Sagittarius, on the other hand, is about ideas that are codified in some way by the community. They become religions, laws, traditions, teaching tools of some kind. As an air sign, Gemini is dispassionate and playful, checking out many different ideas and viewpoints. As a fire sign, Sagittarius is a fierce advocate for some specific set of principles.

At the point when an idea becomes a law, it lights fires everywhere. People’s ideas are either vindicated or refuted. Sagittarius is the sign of the fanatic, and also of the fighter for freedom, honor and individual rights. With the generational sign Pluto moving through Sagittarius, we are in the middle of an epoch of religious wars and fiery beliefs. The children born at this time (from 1995 to 2008) will have this as their generational mission: they will need to be inspired, to find a philosophy or religion that explains the world to them.

And what about the two-spirited people? And what about the Gemini folks? There’s already a division within the gay community around all this emphasis on marriage. Many lesbians have told me that marriage is not their agenda, and that they don't want to assimilate. This is a very Geminian approach: the need to keep one’s options open. And so even when legislation is gay-positive, there is a certain tension in our community, a crystallization of the Gemini/Sagittarius themes.

Venus, the planet of love, won’t move much during May, but will stay within a five degree range in Gemini. On the 17th, it goes retrograde. All this Gemini energy will give more curiosity, more mental flexibility. We will all be lighter, cooler, maybe more ambidextrous. Our jokes will be funnier. Of course, this will depend a lot on whether you have any airy energy in your chart. If not, you might be driven crazy by everyone else’s more casual and chatty approach to life.

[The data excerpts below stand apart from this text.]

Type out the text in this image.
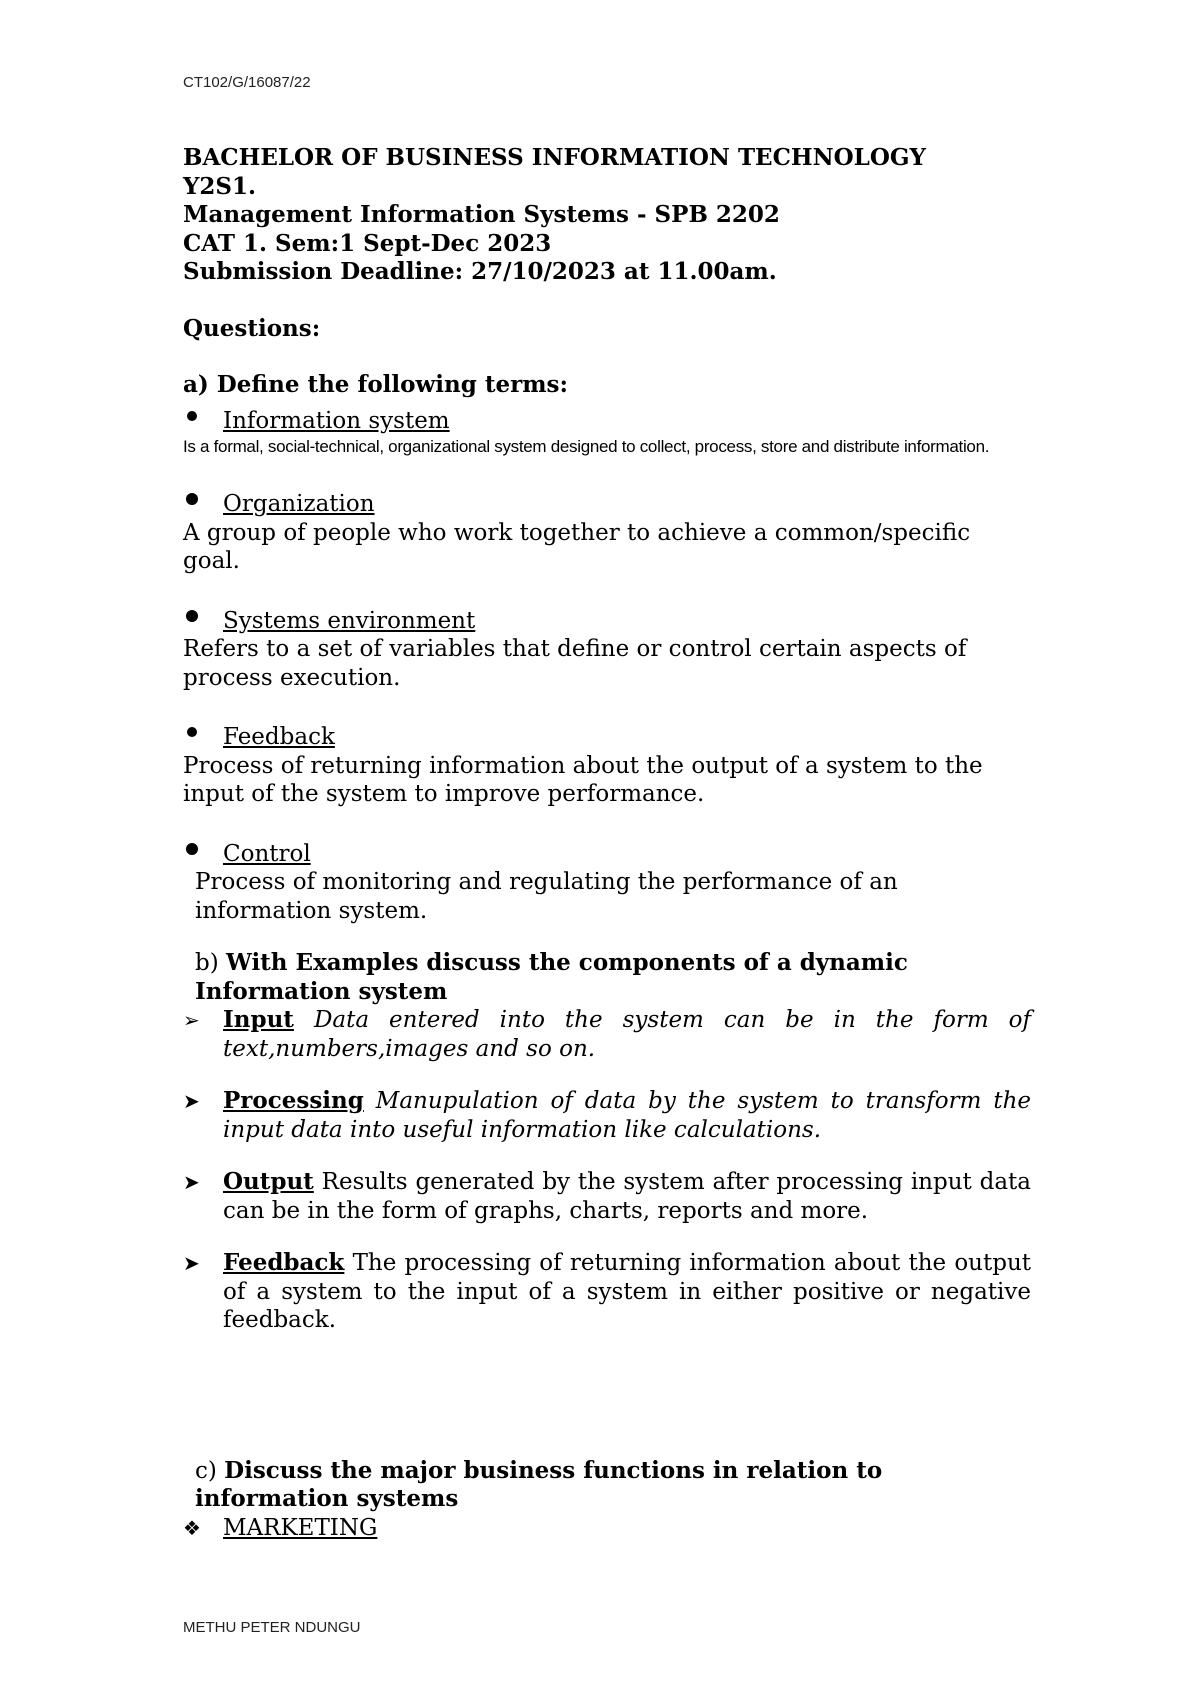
CT102/G/16087/22
BACHELOR OF BUSINESS INFORMATION TECHNOLOGY
Y2S1.
Management Information Systems - SPB 2202
CAT 1. Sem:1 Sept-Dec 2023
Submission Deadline: 27/10/2023 at 11.00am.
Questions:
a) Define the following terms:
Information system
Is a formal, social-technical, organizational system designed to collect, process, store and distribute information.
Organization
A group of people who work together to achieve a common/specific goal.
Systems environment
Refers to a set of variables that define or control certain aspects of process execution.
Feedback
Process of returning information about the output of a system to the input of the system to improve performance.
Control
Process of monitoring and regulating the performance of an information system.
b) With Examples discuss the components of a dynamic Information system
➢	Input Data entered into the system can be in the form of text,numbers,images and so on.
➤	Processing Manupulation of data by the system to transform the input data into useful information like calculations.
➤	Output Results generated by the system after processing input data can be in the form of graphs, charts, reports and more.
➤	Feedback The processing of returning information about the output of a system to the input of a system in either positive or negative feedback.
c) Discuss the major business functions in relation to information systems
❖ MARKETING
METHU PETER NDUNGU
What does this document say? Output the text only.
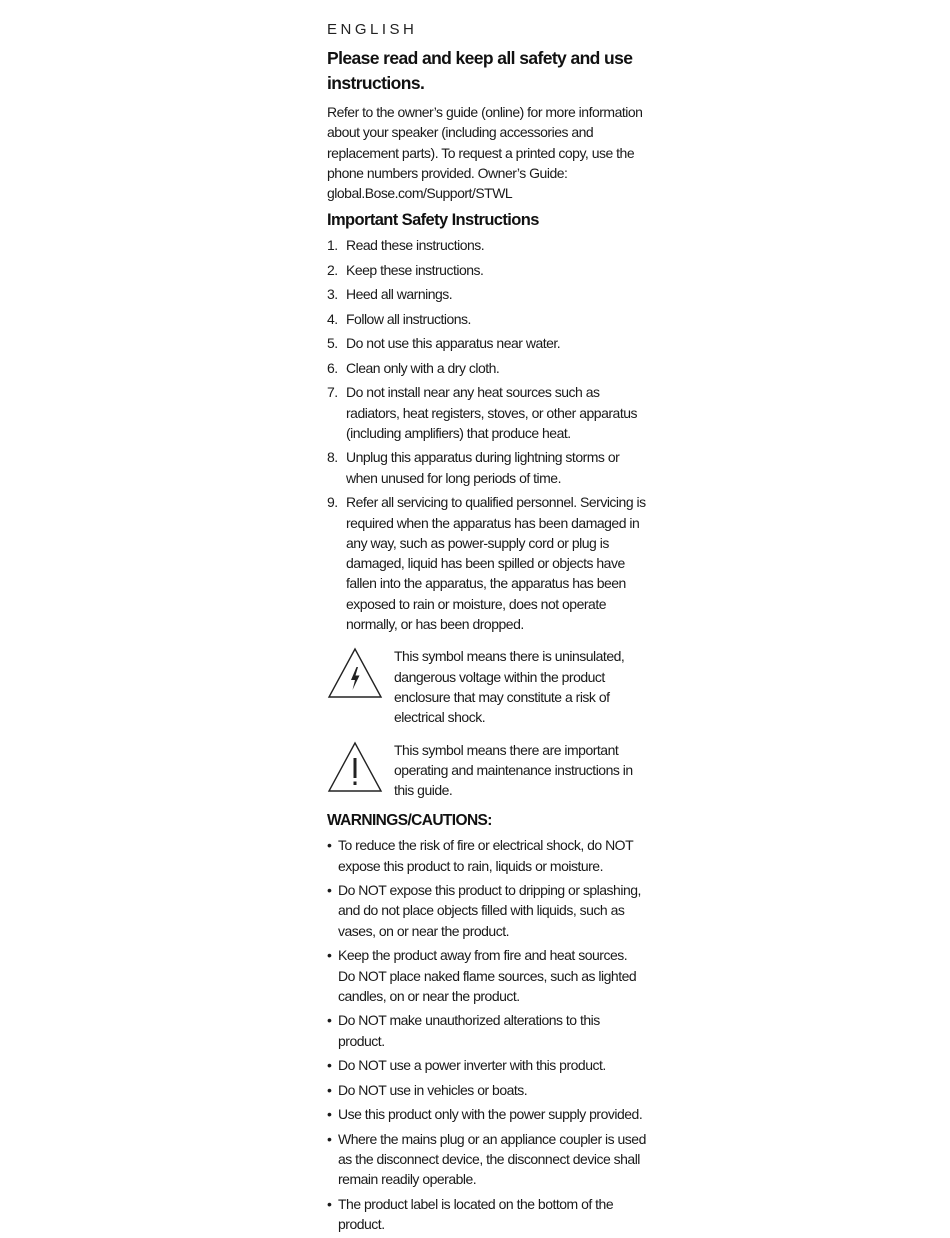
ENGLISH
Please read and keep all safety and use instructions.
Refer to the owner’s guide (online) for more information about your speaker (including accessories and replacement parts). To request a printed copy, use the phone numbers provided. Owner’s Guide: global.Bose.com/Support/STWL
Important Safety Instructions
1. Read these instructions.
2. Keep these instructions.
3. Heed all warnings.
4. Follow all instructions.
5. Do not use this apparatus near water.
6. Clean only with a dry cloth.
7. Do not install near any heat sources such as radiators, heat registers, stoves, or other apparatus (including amplifiers) that produce heat.
8. Unplug this apparatus during lightning storms or when unused for long periods of time.
9. Refer all servicing to qualified personnel. Servicing is required when the apparatus has been damaged in any way, such as power-supply cord or plug is damaged, liquid has been spilled or objects have fallen into the apparatus, the apparatus has been exposed to rain or moisture, does not operate normally, or has been dropped.
This symbol means there is uninsulated, dangerous voltage within the product enclosure that may constitute a risk of electrical shock.
This symbol means there are important operating and maintenance instructions in this guide.
WARNINGS/CAUTIONS:
• To reduce the risk of fire or electrical shock, do NOT expose this product to rain, liquids or moisture.
• Do NOT expose this product to dripping or splashing, and do not place objects filled with liquids, such as vases, on or near the product.
• Keep the product away from fire and heat sources. Do NOT place naked flame sources, such as lighted candles, on or near the product.
• Do NOT make unauthorized alterations to this product.
• Do NOT use a power inverter with this product.
• Do NOT use in vehicles or boats.
• Use this product only with the power supply provided.
• Where the mains plug or an appliance coupler is used as the disconnect device, the disconnect device shall remain readily operable.
• The product label is located on the bottom of the product.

When Venus goes retrograde - something that happens about every two years, for six weeks at a time - there’s a certain stasis in relationships. Whatever patterns you’ve set up will effortlessly continue. If you’re in a settled monogamous relationship, you’ll stay that way. If you’re sleeping with three different people, you’ll probably keep on with that. If you’re putting ads in the personals, you’ll probably get lots of responses but not necessarily any hits.

This retrograde period gives us all a chance to really look at our relationship patterns - especially since Venus will be opposing Pluto in Sagittarius the whole month. Any aspect from Pluto makes for deeper awareness. We’ll look at the doors left open, as well as the commitments we’ve made. We’ll look at what we’re still thinking about, and what we’ve come to believe. We’ll look at our relationship to the community - the lesbian community, as well as the wider community. And we'll talk about everything.

During May, I’ll be getting on a plane and flying to Virginia. All over the state, there will be fires, fires of passion, as gay people and anti-gay people battle over these basic philosophical questions. Who are we to each other? And having made our personal choices, who are we in our communities?

Basically, it’s all about love. But I’m not sure that’s what I’ll be feeling, as I drive down the highways of Virginia.